Thermals and fan noise receive a positive mention. The Zenbook A16 uses a dual-fan vapor chamber cooling solution that keeps the Snapdragon X2 under 45 watts of sustained power while surface temperatures stay comfortable. Even under load, the fans produced a whoosh rather than a whine, measuring just 34 decibels—quiet enough for a library. The bottom panel is easy to remove, though the RAM is soldered, and the only user-replaceable component is the M.2 2280 SSD.
Pricing and configurations weren’t detailed in the review, but Thurrott indicates the tested unit came with 32GB LPDDR5X RAM and a 1TB SSD. If ASUS follows its typical pricing strategy, the base model with 16GB RAM and a 512GB SSD could start around $1,299, while the top spec could reach $1,899. Availability is expected in late Q2 or early Q3 2026 through major US retailers and the ASUS web store.

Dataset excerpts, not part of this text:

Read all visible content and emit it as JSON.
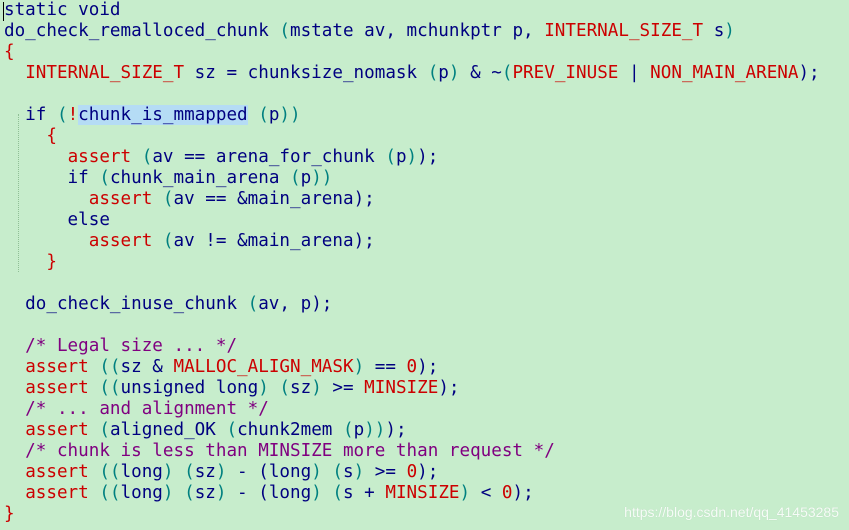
{
  "colors": {
    "background": "#c7edcc",
    "identifier": "#000080",
    "macro": "#cc0000",
    "paren": "#008080",
    "comment": "#800080",
    "highlight": "#b5dcf5",
    "watermark": "#ffffff"
  },
  "lines": [
    [
      {
        "t": "static void",
        "c": "identifier"
      }
    ],
    [
      {
        "t": "do_check_remalloced_chunk ",
        "c": "identifier"
      },
      {
        "t": "(",
        "c": "paren"
      },
      {
        "t": "mstate av, mchunkptr p, ",
        "c": "identifier"
      },
      {
        "t": "INTERNAL_SIZE_T",
        "c": "macro"
      },
      {
        "t": " s",
        "c": "identifier"
      },
      {
        "t": ")",
        "c": "paren"
      }
    ],
    [
      {
        "t": "{",
        "c": "macro"
      }
    ],
    [
      {
        "t": "  ",
        "c": "identifier"
      },
      {
        "t": "INTERNAL_SIZE_T",
        "c": "macro"
      },
      {
        "t": " sz = chunksize_nomask ",
        "c": "identifier"
      },
      {
        "t": "(",
        "c": "paren"
      },
      {
        "t": "p",
        "c": "identifier"
      },
      {
        "t": ")",
        "c": "paren"
      },
      {
        "t": " & ~",
        "c": "identifier"
      },
      {
        "t": "(",
        "c": "paren"
      },
      {
        "t": "PREV_INUSE",
        "c": "macro"
      },
      {
        "t": " | ",
        "c": "identifier"
      },
      {
        "t": "NON_MAIN_ARENA",
        "c": "macro"
      },
      {
        "t": ");",
        "c": "identifier"
      }
    ],
    [],
    [
      {
        "t": "  if ",
        "c": "identifier"
      },
      {
        "t": "(",
        "c": "paren"
      },
      {
        "t": "!",
        "c": "macro"
      },
      {
        "t": "chunk_is_mmapped",
        "c": "identifier",
        "hl": true
      },
      {
        "t": " (",
        "c": "paren"
      },
      {
        "t": "p",
        "c": "identifier"
      },
      {
        "t": ")",
        "c": "paren"
      },
      {
        "t": ")",
        "c": "paren"
      }
    ],
    [
      {
        "t": "    {",
        "c": "macro"
      }
    ],
    [
      {
        "t": "      ",
        "c": "identifier"
      },
      {
        "t": "assert",
        "c": "macro"
      },
      {
        "t": " (",
        "c": "paren"
      },
      {
        "t": "av == arena_for_chunk ",
        "c": "identifier"
      },
      {
        "t": "(",
        "c": "paren"
      },
      {
        "t": "p",
        "c": "identifier"
      },
      {
        "t": ")",
        "c": "paren"
      },
      {
        "t": ");",
        "c": "identifier"
      }
    ],
    [
      {
        "t": "      if ",
        "c": "identifier"
      },
      {
        "t": "(",
        "c": "paren"
      },
      {
        "t": "chunk_main_arena ",
        "c": "identifier"
      },
      {
        "t": "(",
        "c": "paren"
      },
      {
        "t": "p",
        "c": "identifier"
      },
      {
        "t": ")",
        "c": "paren"
      },
      {
        "t": ")",
        "c": "paren"
      }
    ],
    [
      {
        "t": "        ",
        "c": "identifier"
      },
      {
        "t": "assert",
        "c": "macro"
      },
      {
        "t": " (",
        "c": "paren"
      },
      {
        "t": "av == &main_arena",
        "c": "identifier"
      },
      {
        "t": ");",
        "c": "identifier"
      }
    ],
    [
      {
        "t": "      else",
        "c": "identifier"
      }
    ],
    [
      {
        "t": "        ",
        "c": "identifier"
      },
      {
        "t": "assert",
        "c": "macro"
      },
      {
        "t": " (",
        "c": "paren"
      },
      {
        "t": "av != &main_arena",
        "c": "identifier"
      },
      {
        "t": ");",
        "c": "identifier"
      }
    ],
    [
      {
        "t": "    }",
        "c": "macro"
      }
    ],
    [],
    [
      {
        "t": "  do_check_inuse_chunk ",
        "c": "identifier"
      },
      {
        "t": "(",
        "c": "paren"
      },
      {
        "t": "av, p",
        "c": "identifier"
      },
      {
        "t": ");",
        "c": "identifier"
      }
    ],
    [],
    [
      {
        "t": "  /* Legal size ... */",
        "c": "comment"
      }
    ],
    [
      {
        "t": "  ",
        "c": "identifier"
      },
      {
        "t": "assert",
        "c": "macro"
      },
      {
        "t": " ((",
        "c": "paren"
      },
      {
        "t": "sz & ",
        "c": "identifier"
      },
      {
        "t": "MALLOC_ALIGN_MASK",
        "c": "macro"
      },
      {
        "t": ")",
        "c": "paren"
      },
      {
        "t": " == ",
        "c": "identifier"
      },
      {
        "t": "0",
        "c": "macro"
      },
      {
        "t": ");",
        "c": "identifier"
      }
    ],
    [
      {
        "t": "  ",
        "c": "identifier"
      },
      {
        "t": "assert",
        "c": "macro"
      },
      {
        "t": " ((",
        "c": "paren"
      },
      {
        "t": "unsigned long",
        "c": "identifier"
      },
      {
        "t": ")",
        "c": "paren"
      },
      {
        "t": " (",
        "c": "paren"
      },
      {
        "t": "sz",
        "c": "identifier"
      },
      {
        "t": ")",
        "c": "paren"
      },
      {
        "t": " >= ",
        "c": "identifier"
      },
      {
        "t": "MINSIZE",
        "c": "macro"
      },
      {
        "t": ");",
        "c": "identifier"
      }
    ],
    [
      {
        "t": "  /* ... and alignment */",
        "c": "comment"
      }
    ],
    [
      {
        "t": "  ",
        "c": "identifier"
      },
      {
        "t": "assert",
        "c": "macro"
      },
      {
        "t": " (",
        "c": "paren"
      },
      {
        "t": "aligned_OK ",
        "c": "identifier"
      },
      {
        "t": "(",
        "c": "paren"
      },
      {
        "t": "chunk2mem ",
        "c": "identifier"
      },
      {
        "t": "(",
        "c": "paren"
      },
      {
        "t": "p",
        "c": "identifier"
      },
      {
        "t": ")",
        "c": "paren"
      },
      {
        "t": ")",
        "c": "paren"
      },
      {
        "t": ");",
        "c": "identifier"
      }
    ],
    [
      {
        "t": "  /* chunk is less than MINSIZE more than request */",
        "c": "comment"
      }
    ],
    [
      {
        "t": "  ",
        "c": "identifier"
      },
      {
        "t": "assert",
        "c": "macro"
      },
      {
        "t": " ((",
        "c": "paren"
      },
      {
        "t": "long",
        "c": "identifier"
      },
      {
        "t": ")",
        "c": "paren"
      },
      {
        "t": " (",
        "c": "paren"
      },
      {
        "t": "sz",
        "c": "identifier"
      },
      {
        "t": ")",
        "c": "paren"
      },
      {
        "t": " - (",
        "c": "identifier"
      },
      {
        "t": "long",
        "c": "identifier"
      },
      {
        "t": ")",
        "c": "paren"
      },
      {
        "t": " (",
        "c": "paren"
      },
      {
        "t": "s",
        "c": "identifier"
      },
      {
        "t": ")",
        "c": "paren"
      },
      {
        "t": " >= ",
        "c": "identifier"
      },
      {
        "t": "0",
        "c": "macro"
      },
      {
        "t": ");",
        "c": "identifier"
      }
    ],
    [
      {
        "t": "  ",
        "c": "identifier"
      },
      {
        "t": "assert",
        "c": "macro"
      },
      {
        "t": " ((",
        "c": "paren"
      },
      {
        "t": "long",
        "c": "identifier"
      },
      {
        "t": ")",
        "c": "paren"
      },
      {
        "t": " (",
        "c": "paren"
      },
      {
        "t": "sz",
        "c": "identifier"
      },
      {
        "t": ")",
        "c": "paren"
      },
      {
        "t": " - (",
        "c": "identifier"
      },
      {
        "t": "long",
        "c": "identifier"
      },
      {
        "t": ")",
        "c": "paren"
      },
      {
        "t": " (",
        "c": "paren"
      },
      {
        "t": "s + ",
        "c": "identifier"
      },
      {
        "t": "MINSIZE",
        "c": "macro"
      },
      {
        "t": ")",
        "c": "paren"
      },
      {
        "t": " < ",
        "c": "identifier"
      },
      {
        "t": "0",
        "c": "macro"
      },
      {
        "t": ");",
        "c": "identifier"
      }
    ],
    [
      {
        "t": "}",
        "c": "macro"
      }
    ]
  ],
  "watermark": "https://blog.csdn.net/qq_41453285"
}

The Zenbook A16 enters a competitive arena. Apple’s MacBook Air 15-inch with the M4 chip offers superior single-core speed and a fanless design but runs macOS, not Windows. Dell’s XPS 16 with Intel Lunar Lake is heavier and hotter, but x86 compatibility remains a security blanket for some users. Lenovo’s Yoga Slim 7x with the Snapdragon X2 Plus is lighter but uses a lesser display. ASUS distinguishes itself by combining the largest screen, the lightest weight, and the highest-end Snapdragon processor in a no-compromise Copilot+ package.
Thurrott’s verdict is overwhelmingly positive. The Zenbook A16 is praised for its stunning OLED display, exceptional battery life, and build quality that belies its weight. The few downsides—lack of user-upgradeable RAM, the typical OLED susceptibility to burn-in over years of static UI elements, and the lingering app compatibility edge cases—are seen as acceptable trade-offs for what is otherwise a landmark Windows on Arm machine. It is the kind of laptop that makes Windows users stop staring longingly at MacBooks and start taking Copilot+ seriously.
For anyone who has waited for a Windows laptop that feels truly modern without compromise, the Zenbook A16 is a compelling answer. It packs desktop-class performance into a chassis lighter than many paper notebooks, pairs it with a screen worthy of creative professionals, and lets you leave the charger at home for days. If the Snapdragon X2 continues to receive developer support and Microsoft keeps refining the Arm build of Windows, this laptop could well be the first of a new generation that finally buries the old x86 power-and-weight trade-offs.